Mabel, the exceptant, who has but one child (her sister Dorothy has three), urges that it will be unjust to uphold the life estates and not review the validity of the succeeding estates because, in the event that the remainders are determined to be void, the alternative disposition works an inequality and “shipwrecks” settlor’s whole testamentary scheme. Counsel for exceptant in their able argument portray a rather dismal picture. We are not convinced that this enters into the present consideration. But even if it should, it appears most improbable that upon the death of a daughter, and the ultimate determination of the invalidity of the successive estate, this share would not pass to the daughter’s estate.

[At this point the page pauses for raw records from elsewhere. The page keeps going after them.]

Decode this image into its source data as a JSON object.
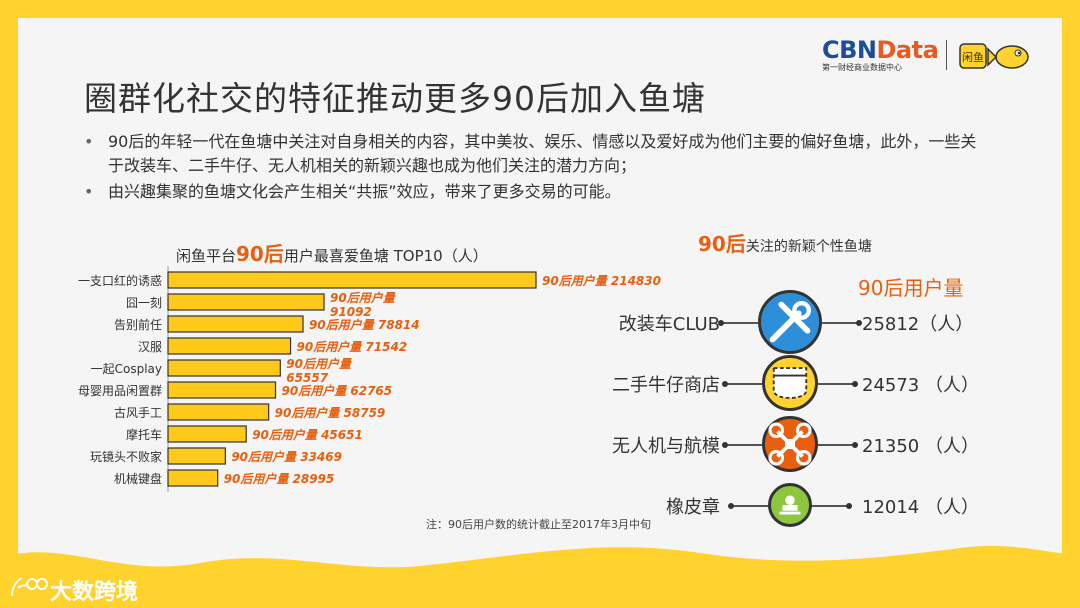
{
  "title": "圈群化社交的特征推动更多90后加入鱼塘",
  "bullets": [
    "90后的年轻一代在鱼塘中关注对自身相关的内容，其中美妆、娱乐、情感以及爱好成为他们主要的偏好鱼塘，此外，一些关于改装车、二手牛仔、无人机相关的新颖兴趣也成为他们关注的潜力方向；",
    "由兴趣集聚的鱼塘文化会产生相关“共振”效应，带来了更多交易的可能。"
  ],
  "logo": {
    "brand_prefix": "CBN",
    "brand_suffix": "Data",
    "subtitle": "第一财经商业数据中心",
    "partner": "闲鱼"
  },
  "left_chart": {
    "title_prefix": "闲鱼平台",
    "title_highlight": "90后",
    "title_suffix": "用户最喜爱鱼塘 TOP10（人）"
  },
  "chart_data": {
    "type": "bar",
    "orientation": "horizontal",
    "categories": [
      "一支口红的诱惑",
      "囧一刻",
      "告别前任",
      "汉服",
      "一起Cosplay",
      "母婴用品闲置群",
      "古风手工",
      "摩托车",
      "玩镜头不败家",
      "机械键盘"
    ],
    "values": [
      214830,
      91092,
      78814,
      71542,
      65557,
      62765,
      58759,
      45651,
      33469,
      28995
    ],
    "label_prefix": "90后用户量",
    "bar_color": "#FFC91A",
    "label_color": "#E8600F",
    "split_labels": [
      false,
      true,
      false,
      false,
      true,
      false,
      false,
      false,
      false,
      false
    ]
  },
  "note": "注：90后用户数的统计截止至2017年3月中旬",
  "right_panel": {
    "title_highlight": "90后",
    "title_suffix": "关注的新颖个性鱼塘",
    "users_header": "90后用户量",
    "items": [
      {
        "name": "改装车CLUB",
        "value": "25812（人）",
        "icon": "tools-icon",
        "color": "#2E8FD8"
      },
      {
        "name": "二手牛仔商店",
        "value": "24573 （人）",
        "icon": "denim-pocket-icon",
        "color": "#FFD22E"
      },
      {
        "name": "无人机与航模",
        "value": "21350 （人）",
        "icon": "drone-icon",
        "color": "#E8600F"
      },
      {
        "name": "橡皮章",
        "value": "12014 （人）",
        "icon": "stamp-icon",
        "color": "#8DC63F"
      }
    ]
  },
  "watermark": "大数跨境"
}
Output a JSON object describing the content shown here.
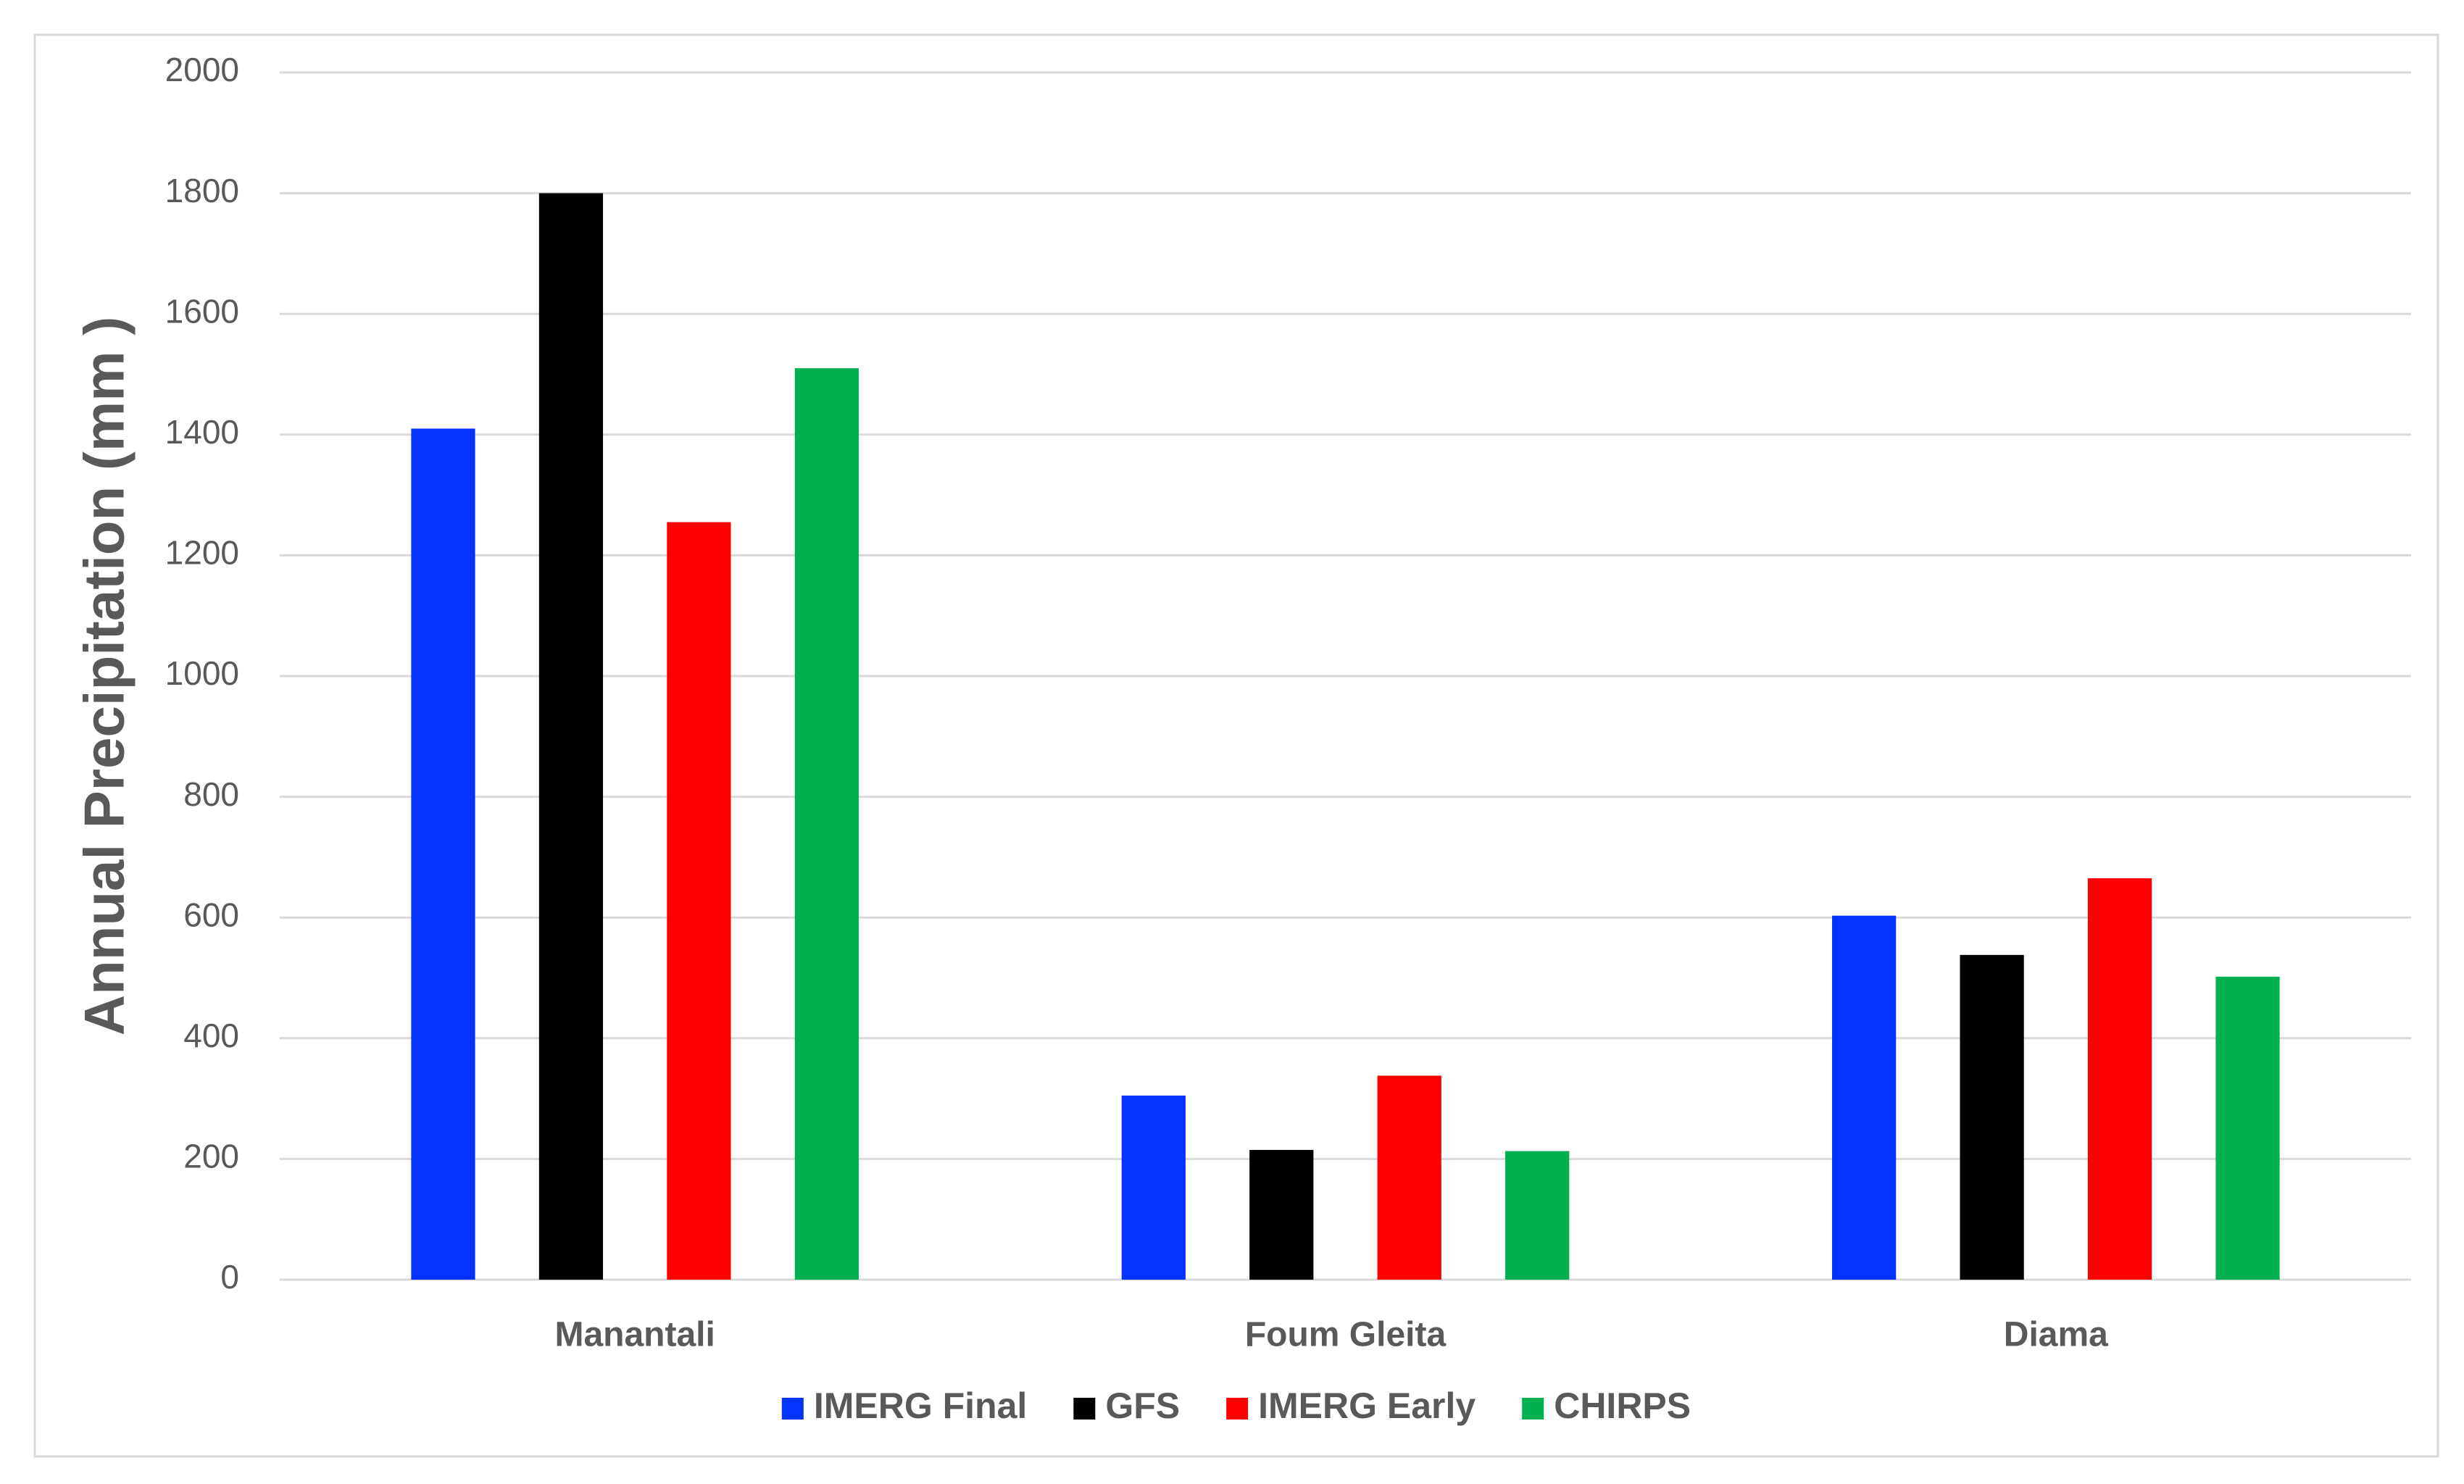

Nor will we rule upon the provision in the will as to the diminution of the share to Mabel’s issue in the event that she dies leaving but one child or issue of a single child. This may well be void for remoteness. But, here again, such consideration must await the termination of the valid life estates.
Counsel for exceptant earnestly urges that there are alternate dispositions, both in the deed and will, should the trust prove void. He maintains that the trust is void, with the exception of the life estates, and therefore the alternative appointment is immediately effective. He pre*98supposes that settlor intended the alternative disposition to become operative should any portion of the trust be void. This, in our opinion, is error. The deed itself states: “As to any part of my estate as to which the appointment may for any reason fail. . . .” (Italics supplied.) The will (clause 19) reads that if the trust is void for violating the rule against perpetuities then the trustees should hold “this portion” of the estate. As we view this language, settlor only disposed, by alternative appointment, of that portion or part of the appointive estate which might ultimately be decreed void or inoperative. There is nothing in this language to indicate an intention that, if any of the trust provisions fail, then every portion of the trust becomes ineffectual and passes to the daughters absolutely. We are obliged to sustain, wherever possible, that part of the appointment which is valid.
We are of opinion, however, that where, as here, the power of appointment is exercisable only by will, the donee is not the owner and cannot appoint to herself. No appointment can be made until she dies. It is also for this reason that the validity of any gift must be referred in point of time to the creation of the power: Cox et al. v. Dickson, 256 Pa. 510. The law of the situs of the subject of the power controls the execution of the power: Bingham’s Appeal, 64 Pa. 345; Aubert’s Appeal, 109 Pa. 447; Lawrence’s Estate, 136 Pa. 354. The estate is a Pennsylvania trust. When settlor appointed the fund and directed that it be considered as part of her own residuary estate and administered by Maryland trustees, nevertheless, the fund still remains a Pennsylvania trust. Section 57(a) of the Fiduciaries Act of June 7, 1917, P. L. 447, relating to foreign fiduciaries, applies. Security must be entered by the Maryland trustees. As one of the trustees is a corporate fiduciary, upon sufficient proofs submitted to the auditing judge it may enter its own bond for itself and co-trustee.
Exception no. 4 is sustained in part; all the other ex*99ceptions are dismissed, and the adjudication, as modified, is confirmed absolutely.